I forgot to say that we crossed the old Roman road several times to-day. It is in fair preservation, but the modern caravan track avoids it. Perhaps in old days wheeled carriages were common and required a stone road. Now there is no such necessity. At Ghabaghat, a village we passed about eleven o’clock, we found a tank supplied with water from a spring, and while we were waiting there watering the camels a fox ran by pursued by two greyhounds, who soon came up with and killed him. One of the dogs, a blue or silver grey, was very handsome and we tried to buy him of his owner, a soldier, but he would not take the money. After that we had a bit of a gallop in which we were pleased with our new mares. But we are both tired with even this short gallop, being as yet not in training, and we feel the heat of the sun.

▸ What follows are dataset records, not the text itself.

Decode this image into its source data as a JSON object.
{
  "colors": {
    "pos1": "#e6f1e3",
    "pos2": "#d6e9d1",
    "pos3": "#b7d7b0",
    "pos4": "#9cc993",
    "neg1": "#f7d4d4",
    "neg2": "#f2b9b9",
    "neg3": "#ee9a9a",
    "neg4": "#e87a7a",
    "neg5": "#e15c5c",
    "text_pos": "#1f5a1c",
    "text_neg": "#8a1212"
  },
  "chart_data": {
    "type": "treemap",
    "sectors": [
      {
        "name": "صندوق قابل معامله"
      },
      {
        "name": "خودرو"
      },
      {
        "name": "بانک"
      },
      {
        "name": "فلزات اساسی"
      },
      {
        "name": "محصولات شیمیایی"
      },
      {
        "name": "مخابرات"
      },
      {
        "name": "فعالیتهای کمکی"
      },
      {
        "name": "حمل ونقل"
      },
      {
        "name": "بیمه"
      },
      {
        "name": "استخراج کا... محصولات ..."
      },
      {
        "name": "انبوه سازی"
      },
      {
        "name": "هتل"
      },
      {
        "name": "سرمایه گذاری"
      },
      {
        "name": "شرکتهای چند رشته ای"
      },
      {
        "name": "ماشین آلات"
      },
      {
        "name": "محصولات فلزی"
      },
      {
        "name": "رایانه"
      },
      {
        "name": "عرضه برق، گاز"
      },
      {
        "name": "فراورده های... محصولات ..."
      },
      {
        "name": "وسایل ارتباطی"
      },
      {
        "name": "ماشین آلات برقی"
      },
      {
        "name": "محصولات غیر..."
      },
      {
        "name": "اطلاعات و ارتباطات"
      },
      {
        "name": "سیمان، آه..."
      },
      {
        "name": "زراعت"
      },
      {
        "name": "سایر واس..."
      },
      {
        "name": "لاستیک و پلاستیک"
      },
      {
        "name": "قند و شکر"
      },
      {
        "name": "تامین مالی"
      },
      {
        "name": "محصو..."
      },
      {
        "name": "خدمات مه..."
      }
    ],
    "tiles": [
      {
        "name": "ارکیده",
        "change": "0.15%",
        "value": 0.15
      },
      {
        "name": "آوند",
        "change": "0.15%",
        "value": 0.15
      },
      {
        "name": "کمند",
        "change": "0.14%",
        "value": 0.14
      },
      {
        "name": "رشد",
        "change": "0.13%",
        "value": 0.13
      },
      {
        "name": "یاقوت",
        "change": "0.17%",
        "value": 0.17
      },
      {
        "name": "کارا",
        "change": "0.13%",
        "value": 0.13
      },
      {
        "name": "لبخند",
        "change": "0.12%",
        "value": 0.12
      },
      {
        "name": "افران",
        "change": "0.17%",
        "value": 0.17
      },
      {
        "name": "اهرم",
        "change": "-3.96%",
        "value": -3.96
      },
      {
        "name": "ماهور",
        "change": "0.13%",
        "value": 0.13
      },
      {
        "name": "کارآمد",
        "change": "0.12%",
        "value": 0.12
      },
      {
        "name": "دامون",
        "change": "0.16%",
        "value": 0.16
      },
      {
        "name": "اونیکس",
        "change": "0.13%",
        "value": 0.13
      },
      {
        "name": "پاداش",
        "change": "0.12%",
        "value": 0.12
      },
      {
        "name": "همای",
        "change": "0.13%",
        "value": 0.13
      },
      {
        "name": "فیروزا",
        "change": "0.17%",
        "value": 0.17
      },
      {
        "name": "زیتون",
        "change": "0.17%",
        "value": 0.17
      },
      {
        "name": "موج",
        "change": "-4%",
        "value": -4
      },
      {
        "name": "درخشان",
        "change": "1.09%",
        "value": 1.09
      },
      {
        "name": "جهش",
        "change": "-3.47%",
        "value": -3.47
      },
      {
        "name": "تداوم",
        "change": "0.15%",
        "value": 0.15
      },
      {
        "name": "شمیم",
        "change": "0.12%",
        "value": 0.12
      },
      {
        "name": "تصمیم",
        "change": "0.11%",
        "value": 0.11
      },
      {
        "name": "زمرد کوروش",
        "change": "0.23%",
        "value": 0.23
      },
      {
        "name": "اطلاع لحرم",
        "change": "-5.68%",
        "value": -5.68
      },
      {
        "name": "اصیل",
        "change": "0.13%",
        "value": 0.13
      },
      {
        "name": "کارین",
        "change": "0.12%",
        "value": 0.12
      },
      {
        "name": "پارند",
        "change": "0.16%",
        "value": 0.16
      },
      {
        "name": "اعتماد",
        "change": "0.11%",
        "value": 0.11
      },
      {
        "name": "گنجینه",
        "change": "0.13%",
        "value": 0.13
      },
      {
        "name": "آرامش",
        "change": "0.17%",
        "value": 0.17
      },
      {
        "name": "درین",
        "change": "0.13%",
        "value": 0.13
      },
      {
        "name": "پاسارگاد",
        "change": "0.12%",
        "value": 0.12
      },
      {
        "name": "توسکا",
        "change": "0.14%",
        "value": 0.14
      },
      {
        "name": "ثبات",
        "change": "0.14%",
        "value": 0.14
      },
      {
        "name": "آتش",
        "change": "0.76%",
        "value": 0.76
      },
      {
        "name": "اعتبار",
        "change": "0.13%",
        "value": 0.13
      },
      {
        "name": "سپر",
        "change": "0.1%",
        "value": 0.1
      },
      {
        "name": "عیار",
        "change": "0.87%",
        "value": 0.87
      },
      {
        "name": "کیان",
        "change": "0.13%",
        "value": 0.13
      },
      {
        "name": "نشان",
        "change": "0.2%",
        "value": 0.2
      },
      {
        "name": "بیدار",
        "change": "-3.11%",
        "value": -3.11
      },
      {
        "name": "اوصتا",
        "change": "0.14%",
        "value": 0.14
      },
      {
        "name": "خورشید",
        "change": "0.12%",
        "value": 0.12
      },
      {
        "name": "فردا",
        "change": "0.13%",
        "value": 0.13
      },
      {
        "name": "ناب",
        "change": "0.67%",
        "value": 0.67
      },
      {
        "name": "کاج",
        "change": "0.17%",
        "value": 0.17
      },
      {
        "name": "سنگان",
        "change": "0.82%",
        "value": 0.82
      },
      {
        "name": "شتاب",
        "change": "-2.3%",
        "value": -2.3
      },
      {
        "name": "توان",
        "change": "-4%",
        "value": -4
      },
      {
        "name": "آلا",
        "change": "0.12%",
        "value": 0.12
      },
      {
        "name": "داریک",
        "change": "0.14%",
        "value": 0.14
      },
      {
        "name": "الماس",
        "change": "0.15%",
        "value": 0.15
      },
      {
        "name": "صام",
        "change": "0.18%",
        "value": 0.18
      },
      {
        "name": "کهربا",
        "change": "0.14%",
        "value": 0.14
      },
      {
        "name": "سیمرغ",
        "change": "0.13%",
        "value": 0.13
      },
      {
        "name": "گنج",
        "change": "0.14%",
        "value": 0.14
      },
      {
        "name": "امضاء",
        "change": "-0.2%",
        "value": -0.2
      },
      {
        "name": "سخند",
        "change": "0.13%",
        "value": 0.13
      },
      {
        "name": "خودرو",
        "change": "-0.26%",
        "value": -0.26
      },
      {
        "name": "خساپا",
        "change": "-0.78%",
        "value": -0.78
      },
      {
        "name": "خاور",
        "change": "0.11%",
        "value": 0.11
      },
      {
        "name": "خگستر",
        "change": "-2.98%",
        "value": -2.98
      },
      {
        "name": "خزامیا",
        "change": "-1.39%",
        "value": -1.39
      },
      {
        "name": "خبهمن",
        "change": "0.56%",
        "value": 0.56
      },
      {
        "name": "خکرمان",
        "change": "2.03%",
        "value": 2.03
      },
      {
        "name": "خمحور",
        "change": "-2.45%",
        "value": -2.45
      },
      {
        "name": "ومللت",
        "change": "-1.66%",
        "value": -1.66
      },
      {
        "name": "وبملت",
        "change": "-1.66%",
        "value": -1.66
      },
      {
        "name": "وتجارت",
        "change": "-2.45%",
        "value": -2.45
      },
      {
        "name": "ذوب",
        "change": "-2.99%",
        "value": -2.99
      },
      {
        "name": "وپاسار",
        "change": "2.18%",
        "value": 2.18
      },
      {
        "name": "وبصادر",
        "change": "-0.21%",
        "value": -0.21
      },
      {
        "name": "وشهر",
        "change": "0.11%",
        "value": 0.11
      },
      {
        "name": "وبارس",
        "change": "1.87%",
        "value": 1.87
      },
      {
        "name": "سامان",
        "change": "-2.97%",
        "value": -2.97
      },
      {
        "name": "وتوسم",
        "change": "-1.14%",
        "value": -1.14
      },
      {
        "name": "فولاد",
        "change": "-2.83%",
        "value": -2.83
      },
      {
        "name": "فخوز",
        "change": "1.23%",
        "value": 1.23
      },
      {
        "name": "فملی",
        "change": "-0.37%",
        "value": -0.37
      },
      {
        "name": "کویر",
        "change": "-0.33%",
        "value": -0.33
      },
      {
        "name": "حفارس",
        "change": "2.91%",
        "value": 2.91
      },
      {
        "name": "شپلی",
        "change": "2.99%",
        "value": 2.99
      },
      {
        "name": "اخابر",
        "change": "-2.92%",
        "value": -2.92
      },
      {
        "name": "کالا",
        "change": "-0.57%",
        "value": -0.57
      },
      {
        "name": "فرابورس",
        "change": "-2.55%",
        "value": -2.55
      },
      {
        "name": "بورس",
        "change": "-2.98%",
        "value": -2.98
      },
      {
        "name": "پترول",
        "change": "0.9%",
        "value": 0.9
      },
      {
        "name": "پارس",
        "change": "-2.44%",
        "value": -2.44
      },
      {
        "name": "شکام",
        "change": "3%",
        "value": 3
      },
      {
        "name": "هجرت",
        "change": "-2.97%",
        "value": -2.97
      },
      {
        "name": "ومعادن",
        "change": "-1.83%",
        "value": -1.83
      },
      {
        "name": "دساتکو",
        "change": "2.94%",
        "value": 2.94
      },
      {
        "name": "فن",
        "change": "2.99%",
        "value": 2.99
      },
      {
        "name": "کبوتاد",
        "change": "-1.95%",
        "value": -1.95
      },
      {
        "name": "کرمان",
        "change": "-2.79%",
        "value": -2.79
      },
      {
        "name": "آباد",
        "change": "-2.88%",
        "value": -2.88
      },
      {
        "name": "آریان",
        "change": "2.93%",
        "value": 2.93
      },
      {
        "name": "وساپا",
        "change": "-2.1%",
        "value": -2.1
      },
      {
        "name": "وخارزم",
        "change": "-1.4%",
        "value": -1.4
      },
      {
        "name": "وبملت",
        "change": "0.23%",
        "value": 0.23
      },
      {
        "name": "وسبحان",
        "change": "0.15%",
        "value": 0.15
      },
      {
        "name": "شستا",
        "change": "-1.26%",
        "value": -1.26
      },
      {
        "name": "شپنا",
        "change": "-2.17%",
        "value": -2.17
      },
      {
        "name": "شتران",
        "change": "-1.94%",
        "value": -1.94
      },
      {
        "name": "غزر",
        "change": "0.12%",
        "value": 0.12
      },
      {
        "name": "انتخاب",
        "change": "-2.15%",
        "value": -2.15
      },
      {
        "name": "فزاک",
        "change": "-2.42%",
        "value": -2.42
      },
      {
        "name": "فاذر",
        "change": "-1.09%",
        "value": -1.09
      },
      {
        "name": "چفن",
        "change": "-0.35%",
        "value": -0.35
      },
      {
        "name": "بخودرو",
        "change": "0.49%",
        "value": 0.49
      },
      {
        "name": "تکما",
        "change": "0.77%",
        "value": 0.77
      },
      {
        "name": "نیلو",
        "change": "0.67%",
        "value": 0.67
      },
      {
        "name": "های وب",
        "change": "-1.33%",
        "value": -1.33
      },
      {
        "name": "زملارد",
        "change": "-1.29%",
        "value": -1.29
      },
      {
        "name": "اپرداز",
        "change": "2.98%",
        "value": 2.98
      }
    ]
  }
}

Sunday, December 15. – We have left the Leja country and are now in bare open fields, a fine district for farmers, but as uninteresting as the plains of Germany or northern France. These fields are better watered than the Leja, and we crossed several streams to-day by old stone bridges belonging to the Roman road. The streams run, I believe, eventually into the Jordan, and in one place form a marsh to the right of the road which Mohammed declared to be infested by robbers, men who lurk about in the tall reeds and when they have made a capture run off with their booty into it and cannot be followed. We saw nothing suspicious, however, nor anything of interest but a huge flock of sand grouse, of which we got four as they passed overhead. There were also immense clouds of starlings, and we started a hare. We passed many villages, the principal one being Shemskin, where there are the ruins of an old town. Our road then bore away to the right, leaving the Roman road for good. This goes on straight to Bozra, the chief town of the Hauran in former days.
At Tafazz we stopped to pay a visit to some Tudmuri settled there, relations of Mohammed’s but not on the Ibn Arûk side, very worthy people though hardly respectable as relations. Tafazz from the outside looks like a heap of ruins half smothered in dunghills. There has been a murrain among the cattle this year, and dead cows lay about in every stage of decomposition. We had some difficulty in groping our way through them to the wretched little mud hovel where the Tudmuri lived. The family consisted of two middle-aged men, brothers, with their mother, their wives, and a pretty daughter named Shemseh (sunshine), some children, and an old man, uncle or grandfather of the others. These were all presently clustering round us, and hugging and kissing Mohammed who, I must say, showed a complete absence of false pride in spite of his fine clothes and noble appearance. Their welcome to us, poor people, was very hearty; and in a few minutes coffee was being pounded, and a breakfast of unleavened loaves, thin and good, an omelette, buttermilk (lebben), and a sweet kind of treacle (dibs), made of raisins, prepared. While we were at breakfast a little starved colt looked in at the door from the yard; and some chickens and a pretty fawn greyhound, all equally hungry I thought, watched us eagerly. The people were very doleful about the want of rain, and the loss of their yoke-oxen, which makes their next year’s prospects gloomily uncertain. They told us, however, that they had a good stock of wheat in their underground granaries, sufficient for a year or even more, which shows a greater amount of forethought than I should have expected of them. In these countries it is quite necessary to provide against the famines which happen every few years, and in ancient times I believe it was a universal practice to keep a year’s harvest in store.